Au résultat, il est presque impossible aujourd’hui de délimiter le domaine légal de la RSE et plus encore de la définir. Quel est le champ de la responsabilité sociale ? Où commence-t-elle et finit-elle ? De même pour la responsabilité environnementale : toute activité humaine n’a-t-elle pas un « impact » – encore un concept qui monte – sur l’environnement, directement ou indirectement, et ne subit-elle pas elle-même les conséquences du dérèglement climatique ? Idem pour la notion de gouvernance, que l’on voit mise à toutes les sauces.
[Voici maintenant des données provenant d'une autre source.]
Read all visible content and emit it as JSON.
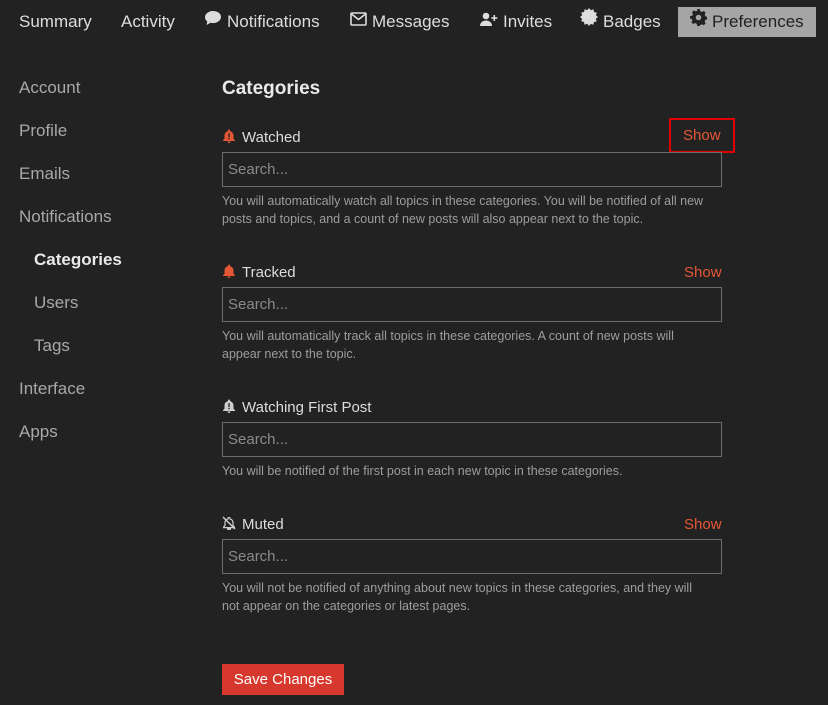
{
  "nav": {
    "summary": "Summary",
    "activity": "Activity",
    "notifications": "Notifications",
    "messages": "Messages",
    "invites": "Invites",
    "badges": "Badges",
    "preferences": "Preferences"
  },
  "sidebar": {
    "items": [
      {
        "label": "Account"
      },
      {
        "label": "Profile"
      },
      {
        "label": "Emails"
      },
      {
        "label": "Notifications"
      },
      {
        "label": "Categories"
      },
      {
        "label": "Users"
      },
      {
        "label": "Tags"
      },
      {
        "label": "Interface"
      },
      {
        "label": "Apps"
      }
    ]
  },
  "main": {
    "title": "Categories",
    "sections": [
      {
        "label": "Watched",
        "show": "Show",
        "placeholder": "Search...",
        "description": "You will automatically watch all topics in these categories. You will be notified of all new posts and topics, and a count of new posts will also appear next to the topic."
      },
      {
        "label": "Tracked",
        "show": "Show",
        "placeholder": "Search...",
        "description": "You will automatically track all topics in these categories. A count of new posts will appear next to the topic."
      },
      {
        "label": "Watching First Post",
        "placeholder": "Search...",
        "description": "You will be notified of the first post in each new topic in these categories."
      },
      {
        "label": "Muted",
        "show": "Show",
        "placeholder": "Search...",
        "description": "You will not be notified of anything about new topics in these categories, and they will not appear on the categories or latest pages."
      }
    ],
    "save_label": "Save Changes"
  },
  "colors": {
    "background": "#222222",
    "accent": "#e45735",
    "button": "#d6382e",
    "active_tab": "#a5a5a5",
    "highlight_box": "#e00000"
  }
}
Quant au « sociétal », quel est son critère, quel est son domaine, quelle est sa limite ? Et l’avenir n’est pas à la restriction mais à l’expansion, avec le concept de durabilité, concept global sans limite tant la préoccupation de durabilité peut tout innerver puisqu’il s’agit, rien de moins, que d’assurer la pérennité de la race humaine entendue très largement. On peut avoir le sentiment d’un grand fourretout auquel s’ajoute un désordre des sources, des critères, des seuils, des mesures et des sanctions, qui sont multiples et sans coordination ni harmonisation.

Il n’est cependant pas question ici de dénoncer ces préoccupations, qui sont essentielles au regard de l’état de la planète et de la gravité des enjeux pour le très proche avenir, mais d’appeler à une réflexion globale sur les buts, les méthodes, les outils, les critères et les sanctions, pour mieux cerner le sens du mouvement, pour éclairer et articuler les finalités et les moyens, ce qui suppose un difficile mais nécessaire travail d’harmonisation des textes, qui seul permettra une lisibilité de l’ensemble et donc une meilleure appréhension des enjeux et des obligations de chacun. Ce travail presque titanesque a été entrepris au sein du Haut Conseil juridique de la Place financière de Paris par une équipe d’universitaires dont le renom permet tous les espoirs.